Building on wearables carries an integration tax nobody advertises: every provider — Garmin, Whoop, Apple Health, Suunto — ships its own OAuth flow, data schema, units, and sync quirks, and you rebuild that plumbing per device before writing a single feature. Open Wearables collapses that tax into one normalized, self-hosted API, and unlike hosted aggregators the data never leaves infrastructure you control.
What Sets It Apart
- Self-hosted by default — the whole stack comes up with
docker compose up; heart-rate, sleep, activity and step data stay on your own servers, which matters when the payload is regulated health data. - One schema across devices — each provider's very different format is normalized, so a query looks the same whether the source is a Garmin watch or Apple Health, removing the per-integration work that usually dominates health-app timelines.
- Not only for developers — individuals can self-host to own their quantified-self data, not just teams shipping a product.
- AI framed honestly — natural-language automations and an AI Health Assistant are marked coming soon; today's real value is the unified data layer they will sit on.

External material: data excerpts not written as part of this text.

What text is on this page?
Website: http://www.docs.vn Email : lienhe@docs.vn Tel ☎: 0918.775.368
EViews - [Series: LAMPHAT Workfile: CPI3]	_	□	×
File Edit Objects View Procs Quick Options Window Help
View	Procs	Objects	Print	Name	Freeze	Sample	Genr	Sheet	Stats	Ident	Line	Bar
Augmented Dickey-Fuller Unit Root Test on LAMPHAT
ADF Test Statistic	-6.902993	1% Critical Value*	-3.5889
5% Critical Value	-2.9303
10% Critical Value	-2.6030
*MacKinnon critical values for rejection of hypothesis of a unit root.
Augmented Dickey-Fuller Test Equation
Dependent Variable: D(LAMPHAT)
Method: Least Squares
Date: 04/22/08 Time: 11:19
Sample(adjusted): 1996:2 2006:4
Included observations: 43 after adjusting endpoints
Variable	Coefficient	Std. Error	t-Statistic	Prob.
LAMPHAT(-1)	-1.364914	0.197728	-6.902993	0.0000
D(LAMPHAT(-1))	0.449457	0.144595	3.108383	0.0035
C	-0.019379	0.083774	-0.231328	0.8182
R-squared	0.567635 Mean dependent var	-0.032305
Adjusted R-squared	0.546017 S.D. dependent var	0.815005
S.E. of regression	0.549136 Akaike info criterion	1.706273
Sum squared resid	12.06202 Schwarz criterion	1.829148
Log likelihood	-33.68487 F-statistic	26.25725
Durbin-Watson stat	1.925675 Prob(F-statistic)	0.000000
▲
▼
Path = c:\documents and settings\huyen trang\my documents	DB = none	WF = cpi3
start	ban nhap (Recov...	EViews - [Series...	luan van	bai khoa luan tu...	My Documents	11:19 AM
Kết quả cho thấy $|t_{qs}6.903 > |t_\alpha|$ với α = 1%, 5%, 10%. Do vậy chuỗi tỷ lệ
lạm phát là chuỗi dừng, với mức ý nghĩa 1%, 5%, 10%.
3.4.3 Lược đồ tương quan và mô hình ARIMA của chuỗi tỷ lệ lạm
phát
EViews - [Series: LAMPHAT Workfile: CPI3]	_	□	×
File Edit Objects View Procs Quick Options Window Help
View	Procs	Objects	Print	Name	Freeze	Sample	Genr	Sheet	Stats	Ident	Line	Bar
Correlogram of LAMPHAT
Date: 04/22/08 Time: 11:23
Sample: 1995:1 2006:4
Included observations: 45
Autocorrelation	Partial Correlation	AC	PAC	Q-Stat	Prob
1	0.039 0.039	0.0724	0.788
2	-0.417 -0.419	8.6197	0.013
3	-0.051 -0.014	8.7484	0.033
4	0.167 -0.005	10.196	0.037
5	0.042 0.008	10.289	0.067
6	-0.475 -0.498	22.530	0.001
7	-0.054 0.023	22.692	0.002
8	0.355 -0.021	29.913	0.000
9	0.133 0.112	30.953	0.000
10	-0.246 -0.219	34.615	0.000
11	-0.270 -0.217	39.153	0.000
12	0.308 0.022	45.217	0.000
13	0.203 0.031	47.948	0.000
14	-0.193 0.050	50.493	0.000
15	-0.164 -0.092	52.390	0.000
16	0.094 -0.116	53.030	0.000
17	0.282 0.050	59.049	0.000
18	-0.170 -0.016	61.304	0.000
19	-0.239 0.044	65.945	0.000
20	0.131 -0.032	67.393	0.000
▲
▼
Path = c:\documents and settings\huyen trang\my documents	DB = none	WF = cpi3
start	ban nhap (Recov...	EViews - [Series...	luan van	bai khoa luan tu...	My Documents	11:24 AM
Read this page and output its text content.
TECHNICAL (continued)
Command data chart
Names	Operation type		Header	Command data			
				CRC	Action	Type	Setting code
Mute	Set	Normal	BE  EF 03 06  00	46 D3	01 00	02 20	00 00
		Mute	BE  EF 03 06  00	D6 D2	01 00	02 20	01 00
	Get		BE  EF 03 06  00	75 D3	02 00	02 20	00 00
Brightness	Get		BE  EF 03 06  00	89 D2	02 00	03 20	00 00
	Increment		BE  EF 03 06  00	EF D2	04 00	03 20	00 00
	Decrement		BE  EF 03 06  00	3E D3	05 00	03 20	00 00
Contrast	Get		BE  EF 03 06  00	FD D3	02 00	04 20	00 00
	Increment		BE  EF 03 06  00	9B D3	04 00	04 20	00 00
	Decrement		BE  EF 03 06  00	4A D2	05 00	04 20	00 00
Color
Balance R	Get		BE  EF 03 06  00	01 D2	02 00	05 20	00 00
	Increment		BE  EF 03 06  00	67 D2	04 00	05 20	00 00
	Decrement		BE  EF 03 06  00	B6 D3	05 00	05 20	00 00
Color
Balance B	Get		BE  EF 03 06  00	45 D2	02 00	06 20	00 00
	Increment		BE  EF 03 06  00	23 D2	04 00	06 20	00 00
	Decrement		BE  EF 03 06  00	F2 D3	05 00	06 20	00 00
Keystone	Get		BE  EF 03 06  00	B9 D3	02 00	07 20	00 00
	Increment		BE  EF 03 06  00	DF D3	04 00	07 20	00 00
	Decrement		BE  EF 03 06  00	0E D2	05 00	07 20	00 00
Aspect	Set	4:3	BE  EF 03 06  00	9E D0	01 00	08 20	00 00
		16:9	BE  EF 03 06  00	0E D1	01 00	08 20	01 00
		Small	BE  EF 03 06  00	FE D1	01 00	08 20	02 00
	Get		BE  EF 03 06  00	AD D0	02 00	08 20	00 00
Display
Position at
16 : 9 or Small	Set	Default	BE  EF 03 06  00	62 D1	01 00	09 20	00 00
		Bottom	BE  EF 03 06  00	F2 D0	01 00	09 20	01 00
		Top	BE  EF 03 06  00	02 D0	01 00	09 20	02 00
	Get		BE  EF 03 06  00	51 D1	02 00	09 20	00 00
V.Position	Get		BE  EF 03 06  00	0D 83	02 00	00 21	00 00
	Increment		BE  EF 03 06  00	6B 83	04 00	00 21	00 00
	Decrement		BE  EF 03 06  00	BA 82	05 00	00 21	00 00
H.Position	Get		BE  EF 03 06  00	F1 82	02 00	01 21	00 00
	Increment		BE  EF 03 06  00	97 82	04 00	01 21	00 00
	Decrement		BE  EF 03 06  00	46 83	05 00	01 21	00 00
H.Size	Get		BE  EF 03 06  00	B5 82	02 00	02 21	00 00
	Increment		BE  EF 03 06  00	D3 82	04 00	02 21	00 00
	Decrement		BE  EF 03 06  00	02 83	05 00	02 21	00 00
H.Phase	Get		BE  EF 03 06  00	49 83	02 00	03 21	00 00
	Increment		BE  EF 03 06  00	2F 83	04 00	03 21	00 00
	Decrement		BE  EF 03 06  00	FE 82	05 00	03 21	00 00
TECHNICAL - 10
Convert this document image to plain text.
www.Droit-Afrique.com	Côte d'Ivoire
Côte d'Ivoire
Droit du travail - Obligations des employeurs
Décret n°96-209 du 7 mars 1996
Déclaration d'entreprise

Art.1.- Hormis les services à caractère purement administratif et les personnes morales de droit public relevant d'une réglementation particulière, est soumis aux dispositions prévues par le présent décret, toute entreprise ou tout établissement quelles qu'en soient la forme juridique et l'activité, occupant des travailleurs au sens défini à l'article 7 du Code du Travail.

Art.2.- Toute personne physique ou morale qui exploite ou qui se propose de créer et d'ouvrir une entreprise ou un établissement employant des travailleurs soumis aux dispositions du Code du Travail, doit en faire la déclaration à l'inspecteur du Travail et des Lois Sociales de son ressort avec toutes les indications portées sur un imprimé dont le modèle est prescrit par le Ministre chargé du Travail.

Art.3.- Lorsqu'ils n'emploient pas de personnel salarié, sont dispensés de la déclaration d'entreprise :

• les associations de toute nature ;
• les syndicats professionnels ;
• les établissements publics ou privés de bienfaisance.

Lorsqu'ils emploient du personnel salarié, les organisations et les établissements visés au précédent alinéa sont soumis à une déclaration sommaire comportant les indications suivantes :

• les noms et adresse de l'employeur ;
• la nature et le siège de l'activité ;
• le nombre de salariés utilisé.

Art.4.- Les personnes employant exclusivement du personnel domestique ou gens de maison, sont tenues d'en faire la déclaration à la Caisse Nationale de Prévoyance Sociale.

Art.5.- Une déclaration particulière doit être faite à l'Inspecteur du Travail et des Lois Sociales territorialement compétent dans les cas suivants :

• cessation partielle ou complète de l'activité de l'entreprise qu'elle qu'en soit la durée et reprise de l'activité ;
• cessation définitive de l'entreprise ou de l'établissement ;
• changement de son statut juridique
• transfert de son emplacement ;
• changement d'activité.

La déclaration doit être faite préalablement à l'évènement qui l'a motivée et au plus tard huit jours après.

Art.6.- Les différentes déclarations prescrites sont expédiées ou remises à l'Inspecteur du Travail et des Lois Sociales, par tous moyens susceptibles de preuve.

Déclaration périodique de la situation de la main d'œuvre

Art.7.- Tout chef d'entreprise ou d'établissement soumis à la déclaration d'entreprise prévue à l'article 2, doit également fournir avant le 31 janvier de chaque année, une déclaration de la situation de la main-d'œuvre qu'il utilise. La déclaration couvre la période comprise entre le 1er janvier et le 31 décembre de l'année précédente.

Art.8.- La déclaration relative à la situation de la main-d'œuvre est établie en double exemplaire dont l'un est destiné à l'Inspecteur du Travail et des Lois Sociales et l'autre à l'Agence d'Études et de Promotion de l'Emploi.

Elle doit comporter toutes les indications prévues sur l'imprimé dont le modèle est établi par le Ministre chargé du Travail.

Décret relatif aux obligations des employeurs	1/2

Great Fit / Look Elsewhere
Great fit if you are building fitness-coaching, telehealth, or research apps that must ingest several wearable brands and you care about keeping health data on infrastructure you control — also a fit for individuals who want their own metrics without a third-party cloud. Look elsewhere if you need a fully managed, zero-ops aggregator, need providers this project has not integrated yet, or are counting on the AI assistant features being production-ready now rather than soon.